I doubt the original poster cares anymore, but came up with this while trying to produce bulk dummy data. Hopefully it is useful for someone else.
/* == Seed Data ==*/
if(OBJECT_ID('tempdb..#dummyData') is not null)
DROP TABLE #dummyData
CREATE TABLE #dummyData ([id] INT IDENTITY PRIMARY KEY, [value] nvarchar(256));
INSERT #dummyData ([value]) VALUES
('Itßaly Terrazzo Sacra Nero 24x24 Honed'),
('Nero Marquina 1x3 Herringbone'),
('Myorka Blue 2x8'),
('Chrysler Driftwood Hickory Sea 12mil Wear Layer Glue Down 6.3x48.4'),
('Nero Marquina 1x3 Herringbone'),
('Broadway Lvt Ash 9x72 Rigid Core ä Click- 6.0mm/28mil Wear Layer'),
('Minetta Concreto Pearl 2.5mm/28mil Wear Layer Glue Down 18x36'),
('Speak Leather Black 24 x 24'),
('Accent Montana White 12 x 36 Glossy'),
('Baroque Crackled 1/2 X 6 Pencil Capri'),
('Banza Green Cielo 8" Hex'),
('Masia $550 Torello Nero Brillo 3/4x12 Pencil'),
('Baroque 1.000.95€ Crackled 1 3/4 X 6 Chair Rail Blanco');
/* == Main Loop ==*/
DECLARE @insertNum int = 1000000
DECLARE @top int = 0
DECLARE @seedCount int = (SELECT COUNT(*) FROM #dummyData)
DECLARE @currentCount int = @seedCount
WHILE(@currentCount < @insertNum)
BEGIN
SET @top = @insertNum - @currentCount
IF(@top < @insertNum)
INSERT INTO #dummyData([value])
SELECT TOP(@top) [value]
FROM #dummyData
SET @currentCount = (SELECT COUNT(*) FROM #dummyData)
END
/* == Update Step ==*/
UPDATE #dummyData
SET value = cast(id as nvarchar) + value
WHERE id > @seedCount
Seed data Set up as needed -- manual or from another source (Note: you must seed at least one row) Using a temp table for demo purposes.
Main Loop Set @insertNum desired number of rows
Update Step Skip if you don't need to transform data -- I could have skipped this by inserting a new id in the loop, however it was slower by ~2 seconds.
This produced 1,000,000 unique values for parse testing.

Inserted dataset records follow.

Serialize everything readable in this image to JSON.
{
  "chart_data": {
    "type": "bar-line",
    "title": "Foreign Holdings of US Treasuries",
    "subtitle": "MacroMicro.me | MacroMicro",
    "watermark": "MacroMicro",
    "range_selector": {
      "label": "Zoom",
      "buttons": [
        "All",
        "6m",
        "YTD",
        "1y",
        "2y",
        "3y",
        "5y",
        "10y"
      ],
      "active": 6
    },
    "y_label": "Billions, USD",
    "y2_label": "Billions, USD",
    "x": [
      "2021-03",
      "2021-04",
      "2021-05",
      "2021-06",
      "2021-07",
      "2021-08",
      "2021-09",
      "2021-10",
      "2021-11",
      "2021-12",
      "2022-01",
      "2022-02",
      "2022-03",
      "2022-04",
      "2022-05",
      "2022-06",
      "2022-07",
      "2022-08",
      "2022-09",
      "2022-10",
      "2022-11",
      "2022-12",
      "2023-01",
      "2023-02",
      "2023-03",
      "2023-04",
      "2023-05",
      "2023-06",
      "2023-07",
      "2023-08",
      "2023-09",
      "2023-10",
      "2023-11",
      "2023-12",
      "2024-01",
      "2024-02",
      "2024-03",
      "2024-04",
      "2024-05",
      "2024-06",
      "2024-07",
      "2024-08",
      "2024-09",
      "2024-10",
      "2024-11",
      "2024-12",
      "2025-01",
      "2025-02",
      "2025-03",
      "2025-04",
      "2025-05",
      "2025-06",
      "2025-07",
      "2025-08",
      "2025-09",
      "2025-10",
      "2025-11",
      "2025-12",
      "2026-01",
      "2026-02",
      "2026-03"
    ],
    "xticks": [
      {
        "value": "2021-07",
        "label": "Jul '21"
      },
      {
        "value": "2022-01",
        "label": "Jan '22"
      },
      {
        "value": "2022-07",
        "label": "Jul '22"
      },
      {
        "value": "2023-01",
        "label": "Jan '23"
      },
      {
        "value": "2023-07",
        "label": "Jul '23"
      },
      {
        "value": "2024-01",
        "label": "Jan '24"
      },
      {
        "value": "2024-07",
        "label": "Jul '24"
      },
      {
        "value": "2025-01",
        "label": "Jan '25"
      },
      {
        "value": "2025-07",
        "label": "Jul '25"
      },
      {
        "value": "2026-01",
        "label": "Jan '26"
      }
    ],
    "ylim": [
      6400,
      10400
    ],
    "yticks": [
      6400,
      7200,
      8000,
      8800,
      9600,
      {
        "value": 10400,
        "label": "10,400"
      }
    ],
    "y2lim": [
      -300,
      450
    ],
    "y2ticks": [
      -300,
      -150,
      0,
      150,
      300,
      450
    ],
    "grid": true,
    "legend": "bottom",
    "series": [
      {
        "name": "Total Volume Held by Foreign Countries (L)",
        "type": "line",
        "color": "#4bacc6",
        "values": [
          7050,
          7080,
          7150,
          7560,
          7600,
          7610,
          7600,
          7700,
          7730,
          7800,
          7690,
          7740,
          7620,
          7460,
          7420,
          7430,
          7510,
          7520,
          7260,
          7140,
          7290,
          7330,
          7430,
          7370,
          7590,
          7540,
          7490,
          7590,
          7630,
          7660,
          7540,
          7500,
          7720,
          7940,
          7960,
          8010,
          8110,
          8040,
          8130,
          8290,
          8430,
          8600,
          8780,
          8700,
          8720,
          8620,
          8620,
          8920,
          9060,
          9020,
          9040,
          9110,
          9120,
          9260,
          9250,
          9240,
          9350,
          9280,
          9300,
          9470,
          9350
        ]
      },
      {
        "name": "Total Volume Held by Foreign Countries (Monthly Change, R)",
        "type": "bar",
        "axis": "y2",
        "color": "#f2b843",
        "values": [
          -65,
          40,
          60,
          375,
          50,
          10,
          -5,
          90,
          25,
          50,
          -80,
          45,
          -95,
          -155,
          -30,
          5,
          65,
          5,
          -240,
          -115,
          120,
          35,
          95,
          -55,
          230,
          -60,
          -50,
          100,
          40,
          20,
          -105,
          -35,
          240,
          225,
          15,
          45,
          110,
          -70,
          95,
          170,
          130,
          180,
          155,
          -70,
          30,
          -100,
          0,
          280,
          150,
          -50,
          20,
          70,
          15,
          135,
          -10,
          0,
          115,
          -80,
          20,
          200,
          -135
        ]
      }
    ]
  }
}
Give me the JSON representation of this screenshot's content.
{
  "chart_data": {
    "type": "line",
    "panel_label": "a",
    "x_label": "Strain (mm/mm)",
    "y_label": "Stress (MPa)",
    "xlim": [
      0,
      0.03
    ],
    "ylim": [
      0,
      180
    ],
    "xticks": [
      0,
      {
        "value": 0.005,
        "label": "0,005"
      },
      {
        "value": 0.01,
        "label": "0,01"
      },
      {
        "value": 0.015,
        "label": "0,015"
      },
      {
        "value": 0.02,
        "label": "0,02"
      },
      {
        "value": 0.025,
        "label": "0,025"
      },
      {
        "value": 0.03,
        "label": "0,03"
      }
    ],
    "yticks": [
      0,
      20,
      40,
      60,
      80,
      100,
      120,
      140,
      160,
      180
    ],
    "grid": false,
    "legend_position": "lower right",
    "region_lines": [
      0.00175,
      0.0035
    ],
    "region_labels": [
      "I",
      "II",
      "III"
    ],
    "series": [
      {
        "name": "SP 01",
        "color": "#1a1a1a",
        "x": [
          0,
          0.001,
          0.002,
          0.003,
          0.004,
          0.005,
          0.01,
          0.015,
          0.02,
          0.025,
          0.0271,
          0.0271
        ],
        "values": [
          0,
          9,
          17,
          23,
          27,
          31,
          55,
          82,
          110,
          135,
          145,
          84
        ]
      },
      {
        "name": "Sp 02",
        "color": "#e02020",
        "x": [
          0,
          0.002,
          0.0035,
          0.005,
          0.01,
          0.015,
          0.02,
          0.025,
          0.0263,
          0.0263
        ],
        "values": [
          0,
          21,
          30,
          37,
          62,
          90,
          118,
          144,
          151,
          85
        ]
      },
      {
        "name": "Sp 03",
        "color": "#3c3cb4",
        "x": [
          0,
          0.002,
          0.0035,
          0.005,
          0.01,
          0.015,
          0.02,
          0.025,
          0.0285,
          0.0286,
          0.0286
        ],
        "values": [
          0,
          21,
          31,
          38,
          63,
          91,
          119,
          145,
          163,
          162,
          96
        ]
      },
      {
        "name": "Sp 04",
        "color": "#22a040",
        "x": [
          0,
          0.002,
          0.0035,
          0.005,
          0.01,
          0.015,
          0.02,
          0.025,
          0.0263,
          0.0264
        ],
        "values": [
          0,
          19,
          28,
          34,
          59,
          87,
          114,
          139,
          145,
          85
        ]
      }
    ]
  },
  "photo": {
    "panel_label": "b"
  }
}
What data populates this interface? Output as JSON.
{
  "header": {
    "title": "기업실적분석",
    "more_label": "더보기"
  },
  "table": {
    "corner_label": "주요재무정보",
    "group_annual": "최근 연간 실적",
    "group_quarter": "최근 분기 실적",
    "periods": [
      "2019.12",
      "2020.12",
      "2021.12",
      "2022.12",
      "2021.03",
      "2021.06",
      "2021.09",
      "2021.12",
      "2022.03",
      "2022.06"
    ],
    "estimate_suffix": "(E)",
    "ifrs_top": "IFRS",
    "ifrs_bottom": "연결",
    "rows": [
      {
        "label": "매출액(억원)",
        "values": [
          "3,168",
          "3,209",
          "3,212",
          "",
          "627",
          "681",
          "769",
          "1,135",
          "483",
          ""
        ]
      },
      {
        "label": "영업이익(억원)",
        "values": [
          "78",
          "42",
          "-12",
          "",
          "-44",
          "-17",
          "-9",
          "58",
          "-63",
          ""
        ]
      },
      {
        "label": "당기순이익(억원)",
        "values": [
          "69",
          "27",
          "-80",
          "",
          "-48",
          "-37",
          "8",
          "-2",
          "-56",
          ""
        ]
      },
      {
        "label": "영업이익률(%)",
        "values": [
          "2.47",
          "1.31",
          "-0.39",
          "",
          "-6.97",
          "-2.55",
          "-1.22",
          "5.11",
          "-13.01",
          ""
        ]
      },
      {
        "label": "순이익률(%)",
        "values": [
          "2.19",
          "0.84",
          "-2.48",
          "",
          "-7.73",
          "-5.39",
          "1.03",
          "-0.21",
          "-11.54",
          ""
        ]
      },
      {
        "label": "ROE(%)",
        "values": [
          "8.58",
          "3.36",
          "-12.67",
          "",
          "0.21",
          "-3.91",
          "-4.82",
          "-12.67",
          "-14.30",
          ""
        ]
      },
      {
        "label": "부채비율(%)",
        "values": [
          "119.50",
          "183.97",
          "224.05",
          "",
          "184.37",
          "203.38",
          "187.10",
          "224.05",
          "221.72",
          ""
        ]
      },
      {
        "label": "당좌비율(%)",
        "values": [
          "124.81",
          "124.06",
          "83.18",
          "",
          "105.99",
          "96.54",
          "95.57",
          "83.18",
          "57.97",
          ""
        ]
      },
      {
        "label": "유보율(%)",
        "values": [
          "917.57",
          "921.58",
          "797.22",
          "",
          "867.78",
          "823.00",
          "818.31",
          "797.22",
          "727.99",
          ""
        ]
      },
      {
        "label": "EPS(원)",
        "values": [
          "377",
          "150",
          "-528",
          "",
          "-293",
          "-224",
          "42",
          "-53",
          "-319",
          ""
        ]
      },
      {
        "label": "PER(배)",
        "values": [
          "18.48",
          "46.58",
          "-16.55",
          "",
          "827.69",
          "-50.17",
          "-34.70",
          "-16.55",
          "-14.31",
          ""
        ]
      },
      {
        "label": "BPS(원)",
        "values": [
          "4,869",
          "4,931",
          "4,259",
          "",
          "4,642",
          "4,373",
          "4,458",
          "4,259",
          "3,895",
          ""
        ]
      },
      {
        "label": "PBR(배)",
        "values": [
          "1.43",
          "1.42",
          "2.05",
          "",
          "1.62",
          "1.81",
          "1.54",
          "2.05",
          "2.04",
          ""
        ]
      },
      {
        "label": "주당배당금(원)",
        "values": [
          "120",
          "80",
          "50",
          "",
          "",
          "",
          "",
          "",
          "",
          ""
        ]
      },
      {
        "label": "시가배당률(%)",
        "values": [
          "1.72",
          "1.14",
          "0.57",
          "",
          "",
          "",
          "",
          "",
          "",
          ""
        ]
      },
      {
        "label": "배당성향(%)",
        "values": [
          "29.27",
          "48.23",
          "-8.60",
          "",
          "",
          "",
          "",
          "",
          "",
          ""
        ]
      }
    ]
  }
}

The @seedCount kept the first rows unaltered; a form of control I suppose.
Example result
SELECT *
FROM #dummyData
WHERE ID between 10 and 15
ORDER BY id
id |
value |
10 |
Baroque Crackled 1/2 X 6 Pencil Capri |
11 |
Banza Green Cielo 8" Hex |
12 |
Masia $550 Torello Nero Brillo 3/4x12 Pencil |
13 |
Baroque 1.000.95€ Crackled 1 3/4 X 6 Chair Rail Blanco |
14 |
14Itßaly Terrazzo Sacra Nero 24x24 Honed |
15 |
15Nero Marquina 1x3 Herringbone |
The optimizer is fairly smart -- adding the id to the value (rows 14+) allowed them to all be unique. That stopped the optimizer from recognizing 13 repeated strings and giving me far faster performance than could be expected from unique data.
Performance Although it is a while loop, it batches into itself so it multiplies data quickly, and it cuts off at the number you set it to. A seed of 1 row hits 1,000,000 at iteration 19.
I set up two dummy data tests, and I ran each through a CTE and this while loop. The while loop ran quicker, with 1,000,000 rows.
From my machine (Client Results: Average 10 runs):
Query |
CTE |
While |
This Example* |
14619 ms |
6825 ms |
random value generation |
11831 ms |
6393 ms |
*Perhaps I could have joined the seed data to the CTE in a more performant way.